Ten years on, and the Brits were back again, bringing a particularly virulent strain (sorry, last virus reference) of back-to-basics rock n’ roll that may have begun with American bands like the New York Dolls and the Ramones, but found its apex with punk and new wave coming out of the British Isles in the grubby, unsafe hands of the likes of the Sex Pistols, the Undertones, the Clash, and the Skids. This fresh outbreak (sorry!) was to influence Springsteen to choose his most stonewashed material for ‘Darkness on the Edge of Town,’ and Fleetwood Mac to step away from the sublime MOR of their previous two albums and make ‘Tusk,’ with varying results.
What I didn’t fully understand at the time was the connection between punk, new wave, and another form of American music, country. When Elvis Costello released ‘Good Year for the Roses,’ whilst recognising the quality of the songwriting, I thought he’d gone soft in the head. Country music, for me, was the pedal steel, rhinestone and teeth Nashville version: I was largely ignorant of Willie Nelson, Waylon Jennings, Townes Van Zandt, and all the rest of Outlaw Country, let alone nu-country, or indeed alt.country. My apprenticeship with country punk legends Isaac Brutal is helping to redress that, of course.
Anyhoo, this is a long way around of saying I’ve two albums of my own on the go at the moment: one, the singer-songwriter edition, is very much still in a state of flux at the moment; on the other hand, I already have quite a few songs I think of as country stretching back over a number of years. Some of them will have to be re-recorded; but since there are a couple of them already in the can, I’ve decided to release an EP just now, and I hope raise some cash for a good cause.
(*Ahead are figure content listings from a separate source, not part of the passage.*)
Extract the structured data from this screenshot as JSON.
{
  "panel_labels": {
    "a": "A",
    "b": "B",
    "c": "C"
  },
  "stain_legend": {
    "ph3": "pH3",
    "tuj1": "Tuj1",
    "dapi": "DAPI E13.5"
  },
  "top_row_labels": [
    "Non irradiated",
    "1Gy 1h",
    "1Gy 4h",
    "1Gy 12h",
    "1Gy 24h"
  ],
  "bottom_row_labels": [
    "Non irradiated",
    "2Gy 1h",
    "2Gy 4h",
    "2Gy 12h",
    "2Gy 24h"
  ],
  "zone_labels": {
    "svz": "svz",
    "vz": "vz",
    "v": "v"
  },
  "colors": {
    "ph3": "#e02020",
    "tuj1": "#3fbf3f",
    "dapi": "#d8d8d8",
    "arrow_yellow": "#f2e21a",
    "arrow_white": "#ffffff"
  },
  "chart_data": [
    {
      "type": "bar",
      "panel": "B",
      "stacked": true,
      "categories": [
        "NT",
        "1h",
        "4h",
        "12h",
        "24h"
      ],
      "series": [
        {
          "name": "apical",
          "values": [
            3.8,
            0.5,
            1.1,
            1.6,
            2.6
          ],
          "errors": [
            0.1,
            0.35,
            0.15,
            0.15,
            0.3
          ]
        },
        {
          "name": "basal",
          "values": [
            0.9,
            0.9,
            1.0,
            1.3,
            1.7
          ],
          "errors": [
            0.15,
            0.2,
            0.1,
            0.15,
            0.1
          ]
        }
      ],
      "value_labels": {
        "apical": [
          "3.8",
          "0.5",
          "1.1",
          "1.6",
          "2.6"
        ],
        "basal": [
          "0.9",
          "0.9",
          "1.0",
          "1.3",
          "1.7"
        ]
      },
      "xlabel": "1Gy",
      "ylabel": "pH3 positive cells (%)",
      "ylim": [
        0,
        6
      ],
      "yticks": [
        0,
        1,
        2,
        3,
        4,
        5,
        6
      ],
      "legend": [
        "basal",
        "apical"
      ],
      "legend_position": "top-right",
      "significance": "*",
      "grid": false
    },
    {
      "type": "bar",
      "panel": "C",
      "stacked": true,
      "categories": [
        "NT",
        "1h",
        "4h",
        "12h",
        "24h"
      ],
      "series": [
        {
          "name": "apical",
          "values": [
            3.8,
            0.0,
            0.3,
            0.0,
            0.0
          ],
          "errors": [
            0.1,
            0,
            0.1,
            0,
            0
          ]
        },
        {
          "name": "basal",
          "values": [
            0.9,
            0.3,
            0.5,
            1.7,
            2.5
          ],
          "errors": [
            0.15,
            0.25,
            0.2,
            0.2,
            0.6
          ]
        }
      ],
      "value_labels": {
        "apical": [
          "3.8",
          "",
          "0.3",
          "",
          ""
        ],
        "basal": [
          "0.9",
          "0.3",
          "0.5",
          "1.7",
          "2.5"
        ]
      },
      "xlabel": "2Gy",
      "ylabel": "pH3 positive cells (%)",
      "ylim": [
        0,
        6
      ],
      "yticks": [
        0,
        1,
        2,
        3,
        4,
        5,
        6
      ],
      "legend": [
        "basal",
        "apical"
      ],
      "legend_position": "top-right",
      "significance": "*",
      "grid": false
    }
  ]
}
As a very junior lawyer a long time ago, I had a brief and unhappy period doing divorce work, which I found very stressful, partly because I was no good at it and mainly because it told me some uncomfortable truths about the level of domestic violence that was going on in my home town. Some things, unfortunately, haven’t moved on that much since then. It’s been in the news quite a lot that the lockdown is causing particular problems for people trapped in abusive relationships, so up until 10th June, I’m putting the songs for ‘The Country Casual’ up on Bandcamp here, and will turn any money that comes in over to Fife Women’s Aid. You can of course donate to them direct, if you can’t bear the music!
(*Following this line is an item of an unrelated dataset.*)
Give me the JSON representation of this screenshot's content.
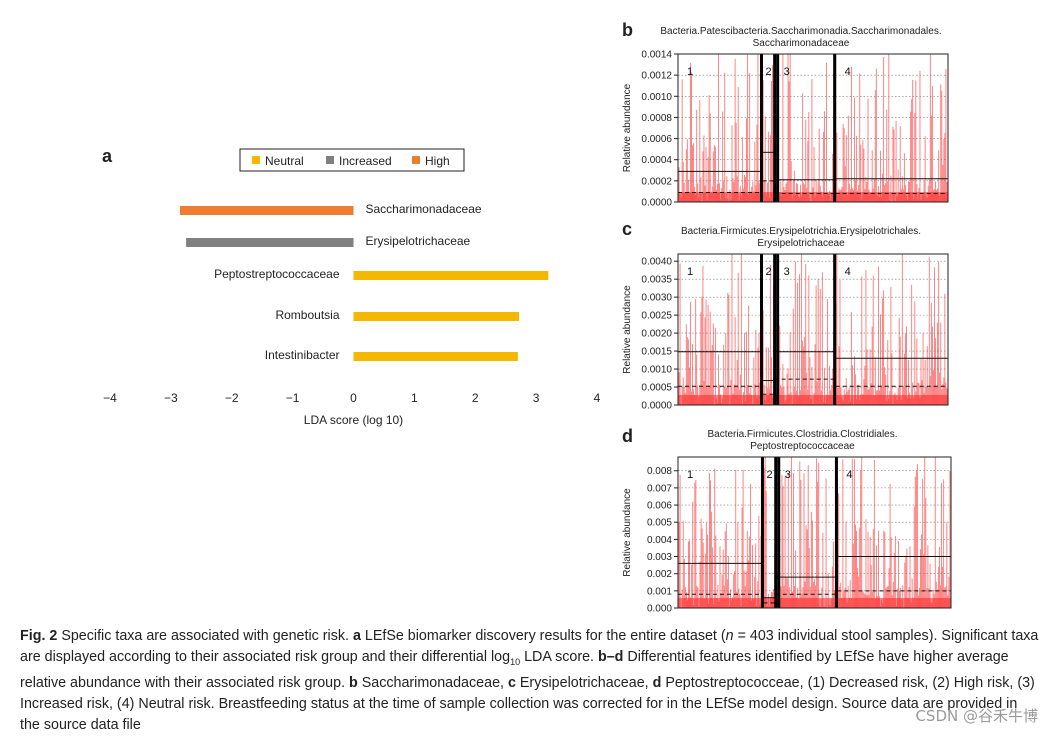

I hope you do download the music, obviously. I’ve remixed ‘Prufrock’s Revenge‘ to put in some blues box guitar instead of harmonica; Mr
Brutal has kindly agreed to my putting in the band’s version of ‘Winter that the Snow Fell‘ ahead of it going on their next album; and, as well as ‘Roy Orbison,’ there’s a brand new track, ‘If God’s Not on the Angels’ Side (Who the Devil Is).’
Not exactly the next British Invasion, then. But Mrs F and I will launch our own personal invasion of the States one of these days. Apart from anything else, I want to find out if the story about the Scots missing the boat because they were hungover is just yet another example of English propaganda. Or possibly Scottish propaganda, come to think of it.
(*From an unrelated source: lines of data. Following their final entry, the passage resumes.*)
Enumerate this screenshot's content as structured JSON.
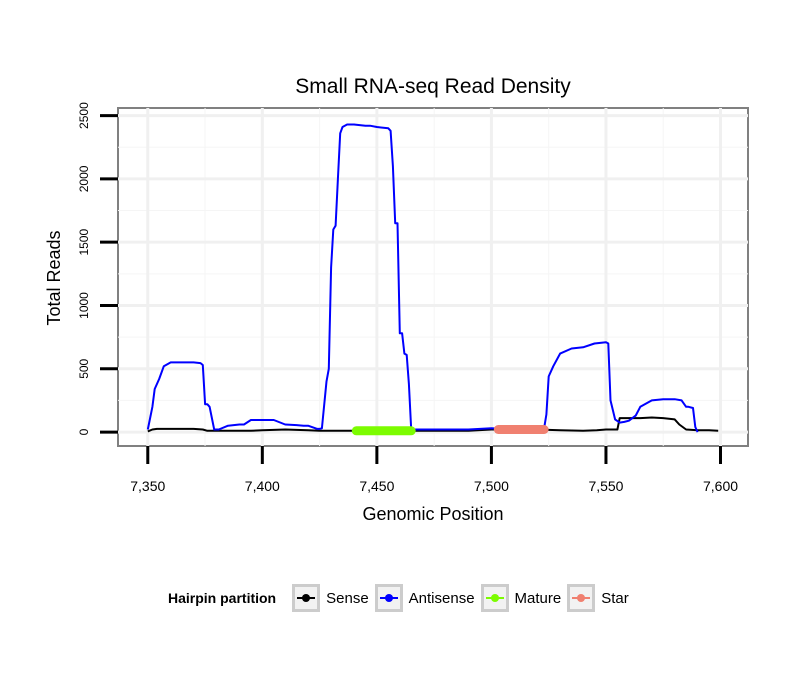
{
  "chart_data": {
    "type": "line",
    "title": "Small RNA-seq Read Density",
    "xlabel": "Genomic Position",
    "ylabel": "Total Reads",
    "xlim": [
      7337,
      7612
    ],
    "ylim": [
      -110,
      2560
    ],
    "x_ticks": [
      7350,
      7400,
      7450,
      7500,
      7550,
      7600
    ],
    "x_tick_labels": [
      "7,350",
      "7,400",
      "7,450",
      "7,500",
      "7,550",
      "7,600"
    ],
    "y_ticks": [
      0,
      500,
      1000,
      1500,
      2000,
      2500
    ],
    "y_tick_labels": [
      "0",
      "500",
      "1000",
      "1500",
      "2000",
      "2500"
    ],
    "grid": true,
    "legend": {
      "title": "Hairpin partition",
      "position": "bottom",
      "items": [
        {
          "label": "Sense",
          "color": "#000000"
        },
        {
          "label": "Antisense",
          "color": "#0000ff"
        },
        {
          "label": "Mature",
          "color": "#7cfc00"
        },
        {
          "label": "Star",
          "color": "#f08070"
        }
      ]
    },
    "series": [
      {
        "name": "Sense",
        "color": "#000000",
        "width": 2,
        "x": [
          7350,
          7352,
          7354,
          7360,
          7370,
          7374,
          7376,
          7380,
          7390,
          7395,
          7400,
          7410,
          7420,
          7425,
          7430,
          7440,
          7450,
          7460,
          7470,
          7480,
          7490,
          7500,
          7510,
          7520,
          7530,
          7540,
          7546,
          7550,
          7555,
          7556,
          7560,
          7565,
          7570,
          7575,
          7580,
          7582,
          7585,
          7590,
          7595,
          7599
        ],
        "values": [
          5,
          20,
          25,
          25,
          25,
          20,
          10,
          10,
          10,
          10,
          15,
          20,
          15,
          10,
          10,
          10,
          10,
          10,
          10,
          10,
          10,
          20,
          20,
          20,
          15,
          10,
          15,
          20,
          20,
          110,
          110,
          110,
          115,
          110,
          100,
          60,
          20,
          15,
          15,
          10
        ]
      },
      {
        "name": "Antisense",
        "color": "#0000ff",
        "width": 2,
        "x": [
          7350,
          7352,
          7353,
          7355,
          7357,
          7360,
          7365,
          7370,
          7373,
          7374,
          7375,
          7376,
          7377,
          7379,
          7381,
          7385,
          7390,
          7392,
          7395,
          7400,
          7402,
          7405,
          7410,
          7415,
          7418,
          7420,
          7424,
          7425,
          7426,
          7428,
          7429,
          7430,
          7431,
          7432,
          7433,
          7434,
          7435,
          7437,
          7440,
          7445,
          7447,
          7450,
          7455,
          7456,
          7457,
          7458,
          7459,
          7460,
          7461,
          7462,
          7463,
          7464,
          7465,
          7470,
          7480,
          7490,
          7495,
          7500,
          7505,
          7510,
          7520,
          7523,
          7524,
          7525,
          7527,
          7530,
          7535,
          7540,
          7545,
          7550,
          7551,
          7552,
          7554,
          7556,
          7558,
          7560,
          7563,
          7565,
          7570,
          7575,
          7580,
          7583,
          7585,
          7586,
          7588,
          7589,
          7590
        ],
        "values": [
          20,
          200,
          340,
          420,
          520,
          550,
          550,
          550,
          545,
          530,
          220,
          220,
          200,
          20,
          20,
          50,
          60,
          60,
          95,
          95,
          95,
          95,
          60,
          55,
          50,
          50,
          25,
          25,
          30,
          400,
          500,
          1300,
          1600,
          1630,
          2000,
          2360,
          2410,
          2430,
          2430,
          2420,
          2420,
          2410,
          2400,
          2380,
          2100,
          1650,
          1650,
          780,
          780,
          620,
          610,
          380,
          20,
          20,
          20,
          20,
          25,
          30,
          25,
          25,
          30,
          30,
          140,
          440,
          520,
          620,
          660,
          670,
          700,
          710,
          700,
          250,
          100,
          75,
          80,
          90,
          130,
          200,
          250,
          260,
          260,
          250,
          200,
          200,
          190,
          40,
          0
        ]
      },
      {
        "name": "Mature",
        "color": "#7cfc00",
        "width": 9,
        "x": [
          7441,
          7465
        ],
        "values": [
          10,
          10
        ]
      },
      {
        "name": "Star",
        "color": "#f08070",
        "width": 9,
        "x": [
          7503,
          7523
        ],
        "values": [
          20,
          20
        ]
      }
    ]
  }
}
The Country Casual – Players
Roy Orbison – acoustic guitar, vocals, keys, Andrew Ferguson; electric guitar, Jeff Sniper; drums, Mr Mixcraft.
Winter That The Snow Fell – vocals, Emz Wright; electric guitars, Mark Allan, Graham Crawford; acoustic guitar, Andrew Ferguson; bass, Murray Ramone; drums, Calum Crawford.
Prufrock’s Revenge (Country Remix) – acoustic and blues box guitars, keys, vocals, Andrew Ferguson; electric guitar, Norman Lamont; drums, Looperman (this sample here).
If God’s Not On The Angels’ Side (Who The Devil Is) – acoustic and electric guitars, vocals, Andrew Ferguson; bass, Mark Allan; drums, Mr Mixcraft.
I’m glad to support this cause. I bought the EP.
Neil, thanks so much for doing that! At an incredibly generous rate too – you’re a good man.